Translate

quinta-feira, 23 de agosto de 2012

Trechos Anônimos #4

Se você for viver pelas expectativas dos outros, então essa não será a sua vida. Será a vida de outra pessoa, sendo vivida por você no papel de personagem principal. Quase como um roteiro que você terá que seguir e será o ator com o papel de ouro, dizendo coisas que não diria, fazendo coisas que não faria. E, como bom personagem principal, você tem o dever de reproduzir determinada imagem, determinada realização já antes esperada pelo autor.

Isso é muito comum nosso cotidiano. Vivemos para agradar ao pai que nos manda fazer medicina, à mãe que nos manda vestir aquela blusa brega que ela tanto ama, aos amigos descolados que só nos aceitam se formos descolados também, à mídia que define o limite calórico do nosso corpo ou a cor do nosso cabelo ou o tecido da nossa roupa, ao vizinho que tem uma grama muitíssimo mais verde que a nossa e precisa ser convencido de que isso não é verdade... Enfim. Vivemos para agradar às expectativas do mundo inteiro. É uma pressão enorme, mas cumprimos com exímia responsabilidade e grandioso esforço delimitações supérfluas que nos são impostas diariamente.

Bem, eu tenho uma má notícia pra você que ama viver sob a ótica da expectativa alheia: Isso não dura pra sempre. Pelo menos, pra mim, não durou. Mas essa é uma longa história. Antes, preciso contar como tudo começou, como eu comecei. Sim, acho que tenho vergonha de admitir que também vivia para agradar a todo mundo. Tudo bem que isso é normal, mas é que eu era... Hum... Como eu posso dizer... Exagerada. É, eu era um pouco exagerada. Não estava satisfeita com meu nariz, nem com minhas roupas, nem com meus pensamentos, nem com nada. Parecia que tudo estava errado e eu nunca conseguia agradar a ninguém. Eu era um desastre social, aquela que tentava de todas as maneiras fazer parte, mas nunca conseguia.

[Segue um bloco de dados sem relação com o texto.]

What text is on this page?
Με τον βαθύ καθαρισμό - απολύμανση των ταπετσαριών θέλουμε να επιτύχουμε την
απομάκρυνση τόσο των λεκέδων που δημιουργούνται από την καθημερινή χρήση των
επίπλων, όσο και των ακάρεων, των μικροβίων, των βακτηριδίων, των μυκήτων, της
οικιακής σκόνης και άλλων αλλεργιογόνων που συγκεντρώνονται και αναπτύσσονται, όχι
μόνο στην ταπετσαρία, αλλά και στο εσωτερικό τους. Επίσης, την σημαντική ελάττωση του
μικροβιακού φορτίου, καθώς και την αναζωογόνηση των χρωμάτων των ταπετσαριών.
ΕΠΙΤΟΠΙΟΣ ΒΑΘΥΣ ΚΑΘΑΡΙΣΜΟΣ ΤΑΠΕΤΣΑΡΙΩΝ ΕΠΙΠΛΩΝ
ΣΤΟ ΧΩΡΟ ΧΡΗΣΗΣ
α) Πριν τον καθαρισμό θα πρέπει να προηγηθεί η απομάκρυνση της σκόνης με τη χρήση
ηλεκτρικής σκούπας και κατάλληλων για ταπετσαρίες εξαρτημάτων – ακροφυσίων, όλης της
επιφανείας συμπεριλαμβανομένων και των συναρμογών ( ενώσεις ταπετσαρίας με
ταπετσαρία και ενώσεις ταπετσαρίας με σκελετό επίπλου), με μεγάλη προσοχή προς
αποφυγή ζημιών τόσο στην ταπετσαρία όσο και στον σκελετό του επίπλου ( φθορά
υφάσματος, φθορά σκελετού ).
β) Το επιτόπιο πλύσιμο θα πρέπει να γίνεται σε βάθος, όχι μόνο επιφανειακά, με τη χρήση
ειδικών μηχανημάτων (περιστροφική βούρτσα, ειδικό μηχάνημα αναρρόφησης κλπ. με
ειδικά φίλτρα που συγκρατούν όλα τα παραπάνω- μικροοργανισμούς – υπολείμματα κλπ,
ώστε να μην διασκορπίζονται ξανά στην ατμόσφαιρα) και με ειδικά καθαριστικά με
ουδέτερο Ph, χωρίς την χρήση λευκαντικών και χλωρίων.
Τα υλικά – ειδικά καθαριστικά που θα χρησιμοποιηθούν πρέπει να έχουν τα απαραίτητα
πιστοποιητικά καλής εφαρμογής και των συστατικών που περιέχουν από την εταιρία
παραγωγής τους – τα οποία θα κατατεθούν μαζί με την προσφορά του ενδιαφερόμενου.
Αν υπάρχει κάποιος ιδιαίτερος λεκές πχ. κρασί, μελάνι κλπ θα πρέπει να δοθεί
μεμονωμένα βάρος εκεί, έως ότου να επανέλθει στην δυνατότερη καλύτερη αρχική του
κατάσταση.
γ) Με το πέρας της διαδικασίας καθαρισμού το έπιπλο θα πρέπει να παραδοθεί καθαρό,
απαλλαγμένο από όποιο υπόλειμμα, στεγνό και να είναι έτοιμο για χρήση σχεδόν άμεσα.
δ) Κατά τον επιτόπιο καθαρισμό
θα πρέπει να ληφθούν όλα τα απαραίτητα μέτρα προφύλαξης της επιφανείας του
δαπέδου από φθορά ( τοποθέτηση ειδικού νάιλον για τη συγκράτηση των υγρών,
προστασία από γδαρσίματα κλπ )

Conforme o tempo foi passando, eu finalmente consegui fazer parte. Quando aquela época esquisita da puberdade passou e eu comecei a entrar na época bonita (a fase em que os peitos crescem, os cabelos engrossam e a cintura afina), o mundo inteiro virou de cabeça pra baixo. Daí sim, eu passei de perdedora para a vencedora nata. Daí sim, eu fui cursar medicina, arrumei um namorado e deixei meu cabelo com uma californiana das boas pra me inserir no grupo. Todo mundo parecia contente. Eu andava nas ruas com o peito estufado, a bunda empinada do tipo "olhem-para-mim-e-me-invejem". As curvas do meu corpo? Ahh, eu me esbaldava nelas, usava shorts curtos, sandálias que faziam voltas assimétricas até o joelho, saias com babados, vestidos colados, meias arrastão, sapatilhas coloridas... Tudo que não ultrapassasse a linha tênue entre o vulgar e o recatado. Acho que eu era a típica garota de dezesseis anos da cidade grande, aproveitando o que a vida me oferecia.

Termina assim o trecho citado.